Writer's Note: Sorry I made you wait a few days before part 2. I had a lot of media requests for interviews last week with the Super Bowl and all.
Cookie was one of those horses that only comes around once in a lifetime...enough speed to catch the fastest calf, shoulders with the strength of a Lebanon Red Cedar, his eyes as keen as the Red Tailed hawk, ears like whitetail deer, and a heart like that of Mother Teresa, Ghandi and a little bit of Mike Tyson...in case there was a need for a fight.
The old cowboy trusted this horse, and that's why he talked to him, "What do ya hear? Trouble?"
Just then something whizzed past the old cowhand's head.
Now having never served in the military, due to a knee injury he sustained during a caber tossing competition while he was on a cowboy exchange program in the Scottish Highlands, he didn't recognize the sound right away.

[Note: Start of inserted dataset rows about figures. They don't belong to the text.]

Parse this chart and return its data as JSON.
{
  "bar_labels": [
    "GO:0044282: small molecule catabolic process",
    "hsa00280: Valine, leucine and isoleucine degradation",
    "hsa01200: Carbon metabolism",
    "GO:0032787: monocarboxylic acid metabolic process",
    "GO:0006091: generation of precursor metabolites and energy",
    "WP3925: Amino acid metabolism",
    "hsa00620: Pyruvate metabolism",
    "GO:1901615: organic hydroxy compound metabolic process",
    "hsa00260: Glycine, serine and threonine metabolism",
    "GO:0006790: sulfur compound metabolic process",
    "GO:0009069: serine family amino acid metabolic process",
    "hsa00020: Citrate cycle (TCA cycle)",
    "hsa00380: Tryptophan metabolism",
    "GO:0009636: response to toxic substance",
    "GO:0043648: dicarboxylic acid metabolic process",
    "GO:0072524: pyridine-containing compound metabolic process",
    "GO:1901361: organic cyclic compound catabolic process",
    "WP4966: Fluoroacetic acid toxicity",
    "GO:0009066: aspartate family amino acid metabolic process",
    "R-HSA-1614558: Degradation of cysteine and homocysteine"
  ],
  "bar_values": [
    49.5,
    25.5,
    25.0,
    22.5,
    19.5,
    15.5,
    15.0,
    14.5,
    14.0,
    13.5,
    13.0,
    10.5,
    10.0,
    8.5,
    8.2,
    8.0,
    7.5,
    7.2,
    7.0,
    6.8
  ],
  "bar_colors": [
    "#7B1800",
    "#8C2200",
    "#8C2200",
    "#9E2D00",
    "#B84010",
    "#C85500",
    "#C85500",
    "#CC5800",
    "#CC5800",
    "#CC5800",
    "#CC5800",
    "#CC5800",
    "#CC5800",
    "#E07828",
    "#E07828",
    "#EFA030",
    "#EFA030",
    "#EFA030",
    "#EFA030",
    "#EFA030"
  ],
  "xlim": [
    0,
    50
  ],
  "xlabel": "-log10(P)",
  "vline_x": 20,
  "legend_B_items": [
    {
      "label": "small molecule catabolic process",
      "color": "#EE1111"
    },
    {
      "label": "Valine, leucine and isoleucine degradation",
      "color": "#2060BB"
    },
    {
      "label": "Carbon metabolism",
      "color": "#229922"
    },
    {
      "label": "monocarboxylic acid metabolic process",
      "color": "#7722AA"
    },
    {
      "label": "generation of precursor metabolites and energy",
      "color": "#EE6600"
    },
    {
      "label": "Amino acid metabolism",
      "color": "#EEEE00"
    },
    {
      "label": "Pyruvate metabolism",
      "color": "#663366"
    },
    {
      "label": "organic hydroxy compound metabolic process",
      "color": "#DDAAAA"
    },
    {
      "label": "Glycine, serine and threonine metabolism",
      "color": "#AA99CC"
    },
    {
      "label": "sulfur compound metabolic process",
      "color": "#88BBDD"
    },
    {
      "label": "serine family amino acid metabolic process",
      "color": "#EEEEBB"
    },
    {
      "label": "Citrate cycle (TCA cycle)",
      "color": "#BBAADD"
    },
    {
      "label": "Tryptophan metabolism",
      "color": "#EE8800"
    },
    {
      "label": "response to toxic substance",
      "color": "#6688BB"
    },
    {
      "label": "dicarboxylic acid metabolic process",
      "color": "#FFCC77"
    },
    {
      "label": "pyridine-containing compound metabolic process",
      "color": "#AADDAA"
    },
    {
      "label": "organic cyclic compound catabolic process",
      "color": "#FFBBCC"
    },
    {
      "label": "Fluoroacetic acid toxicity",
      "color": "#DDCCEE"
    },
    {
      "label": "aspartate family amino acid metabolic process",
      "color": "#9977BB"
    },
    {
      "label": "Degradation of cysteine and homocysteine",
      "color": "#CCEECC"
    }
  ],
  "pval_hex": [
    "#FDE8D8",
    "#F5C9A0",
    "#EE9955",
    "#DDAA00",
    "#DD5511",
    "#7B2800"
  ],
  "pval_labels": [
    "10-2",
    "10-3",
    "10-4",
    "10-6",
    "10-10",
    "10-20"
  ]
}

But it only took a split second for him to know this was trouble, of a serious nature.
He had been in tight situations before, like the time he had to smote his brother for eating the last of the cookies on HIS 9th birthday. The 10 mile trail ride with his grand daughter where their only rations were a can of soda and some sunflower seeds. The church league softball game where a baserunner didn't slide into home like required...the old boy floored him and kicked some dirt in his general direction, instagating the first ever bench clearing "rubarb" in Huron Church League Softball history. The run in with Campus Security at a college library, and the day he and his family almost came to blows with the overzealous owner of a golf ball driving range at Lake Okoboji. He was always a peaceful man, unless pushed.
There was an inner beast waiting down deep in his soul, the beast was there, just waiting for the message to rip off his shirt to show his chiseled pectoral muscles and defend his honor...this was one of those times.
Staving the urge to rip his shirt off, he refocused his attentions.
Was it what he thought?
Then it happed again...ZING.
Some FOOL was shooting at him.
The days of always carrying a gun had been long gone for this cowboy. He quit leathering a loaded piece 'round about the time when his trusty sidekick "Brother Phil" put a slug of lead into his own leg.
After that mishap and almost losing Phil, his most trusted human friend, the gunfighter image quickly wore out it's welcome. He dropped the "Bob-a-louie-guts" moniker right beside his 9-shot pearl handled .22 pistol and it's holster.
He would be a cattle man, not a gunfighter, but he never could quite walk away from his gunfighter past. He did it now for competition. Wax bullets shot at an old street sign. The people called it Cowboy Fastdraw, and it was the only way to harness the beast within, as the new era of society didn't look kindly on those who packed iron.
So this day, as like most days, his trusty Colt .45 was sitting in his house. Just when he needed it most, he had left it behind. There was no fight to be had from his end, just flight.
Quickly he surveyed the area. There isn't much cover in these parts. The tree belt was to thin and there was a chance for a stray bullet to make it through the maze of branches. He noticed a dried out dugout stock dam, pulled the reins on his horse and dropped his spurs into the breast of the horse for action.
Cookie, being the brains of this operation, was already thinking the same thing. Just make it to that cover, before we take a piece of hot lead in the flesh. He turned tail and ran, like Barbaro, without the broken leg.
Then another shot rang out...KA-ZZZZZING...just over their heads.
Only 87 meters from safety...but could they make it in time.